In every two-year orbital period, Mars makes one retrograde loop that takes about 80 days, which means it travels three times through one region of sky ~ in this case, it’s in the region of Gemini twins.
When Dante ascends from the spheres of the planets to the fixed stars in his Divine Comedy, it’s at this region of Gemini. Many believe it’s because Dante was born while the Sun was in Gemini, but I think it is much more poetic to imagine that he noted Gemini because right here the path of the planets crosses the river of Milky Way stars.

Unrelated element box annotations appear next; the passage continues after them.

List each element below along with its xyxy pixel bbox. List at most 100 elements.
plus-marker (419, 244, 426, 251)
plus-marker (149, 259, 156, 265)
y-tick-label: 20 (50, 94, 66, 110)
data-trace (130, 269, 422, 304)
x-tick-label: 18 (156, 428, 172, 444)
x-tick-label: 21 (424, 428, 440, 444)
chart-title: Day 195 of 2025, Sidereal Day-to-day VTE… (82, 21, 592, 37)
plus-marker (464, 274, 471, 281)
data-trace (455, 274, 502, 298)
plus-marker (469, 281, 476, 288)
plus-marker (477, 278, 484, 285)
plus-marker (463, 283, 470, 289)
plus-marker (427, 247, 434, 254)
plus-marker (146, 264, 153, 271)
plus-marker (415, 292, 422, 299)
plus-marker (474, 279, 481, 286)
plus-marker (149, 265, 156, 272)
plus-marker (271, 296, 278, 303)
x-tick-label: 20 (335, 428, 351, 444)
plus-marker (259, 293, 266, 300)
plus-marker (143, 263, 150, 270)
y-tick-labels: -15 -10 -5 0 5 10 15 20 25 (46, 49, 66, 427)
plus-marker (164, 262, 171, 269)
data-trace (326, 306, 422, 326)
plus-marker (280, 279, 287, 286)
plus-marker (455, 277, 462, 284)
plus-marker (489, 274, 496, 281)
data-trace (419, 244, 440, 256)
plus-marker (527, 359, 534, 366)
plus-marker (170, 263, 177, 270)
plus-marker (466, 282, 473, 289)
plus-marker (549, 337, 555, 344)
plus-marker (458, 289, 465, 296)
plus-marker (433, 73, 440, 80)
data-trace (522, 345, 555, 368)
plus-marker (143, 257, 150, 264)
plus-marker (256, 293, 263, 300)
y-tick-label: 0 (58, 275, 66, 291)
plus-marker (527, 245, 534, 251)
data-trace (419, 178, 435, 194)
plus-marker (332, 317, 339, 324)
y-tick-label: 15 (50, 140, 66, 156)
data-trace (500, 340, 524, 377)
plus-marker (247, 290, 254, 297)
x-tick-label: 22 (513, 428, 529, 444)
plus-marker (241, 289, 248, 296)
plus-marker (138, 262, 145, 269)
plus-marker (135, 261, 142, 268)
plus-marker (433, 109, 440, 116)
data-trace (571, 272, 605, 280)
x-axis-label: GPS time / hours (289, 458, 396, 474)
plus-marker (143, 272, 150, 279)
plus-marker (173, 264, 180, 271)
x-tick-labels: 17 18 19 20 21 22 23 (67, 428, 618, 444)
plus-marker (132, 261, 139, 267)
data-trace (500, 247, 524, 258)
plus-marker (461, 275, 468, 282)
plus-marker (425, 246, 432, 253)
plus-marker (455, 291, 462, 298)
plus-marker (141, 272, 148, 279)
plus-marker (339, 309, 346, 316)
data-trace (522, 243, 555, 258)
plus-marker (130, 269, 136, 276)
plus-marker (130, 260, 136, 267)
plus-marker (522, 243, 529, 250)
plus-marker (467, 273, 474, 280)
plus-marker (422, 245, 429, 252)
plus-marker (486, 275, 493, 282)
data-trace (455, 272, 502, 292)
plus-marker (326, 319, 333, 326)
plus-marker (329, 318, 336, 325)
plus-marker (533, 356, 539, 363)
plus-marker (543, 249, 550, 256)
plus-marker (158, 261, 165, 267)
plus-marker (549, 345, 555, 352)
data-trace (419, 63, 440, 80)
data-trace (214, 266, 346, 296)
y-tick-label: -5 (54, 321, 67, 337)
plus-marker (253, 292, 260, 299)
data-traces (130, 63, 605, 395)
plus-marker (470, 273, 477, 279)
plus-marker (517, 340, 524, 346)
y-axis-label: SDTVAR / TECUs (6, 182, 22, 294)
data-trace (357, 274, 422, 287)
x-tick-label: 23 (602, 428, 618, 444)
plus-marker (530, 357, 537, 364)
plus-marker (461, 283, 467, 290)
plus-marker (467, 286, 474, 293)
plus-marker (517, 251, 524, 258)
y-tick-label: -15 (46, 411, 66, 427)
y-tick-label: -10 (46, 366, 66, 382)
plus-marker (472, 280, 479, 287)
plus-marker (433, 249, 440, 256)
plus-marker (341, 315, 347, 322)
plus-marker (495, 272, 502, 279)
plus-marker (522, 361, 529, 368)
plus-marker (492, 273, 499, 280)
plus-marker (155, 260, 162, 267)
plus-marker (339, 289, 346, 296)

There is great mystery in this place of crossing, from one plane of the Milky Way to the other, and Mars is calling our attention to this threshold, starting now and all the way to the spring. Mythologically the twins present as one mortal and one immortal brother, so the questions one can ask when Gemini is activated: What is temporal, what endures; what do I take with me through the threshold, what do I shed?
Or, as the German poet Rilke says of the sunset, it is here we experience a moment of witnessing two worlds that both leave us, one part climbs toward heaven, one sinks toward earth, leaving us, not really belonging to either. Gemini asks us to decide, Mars to act upon our decision, which determines whether life is a stone in me, or a star.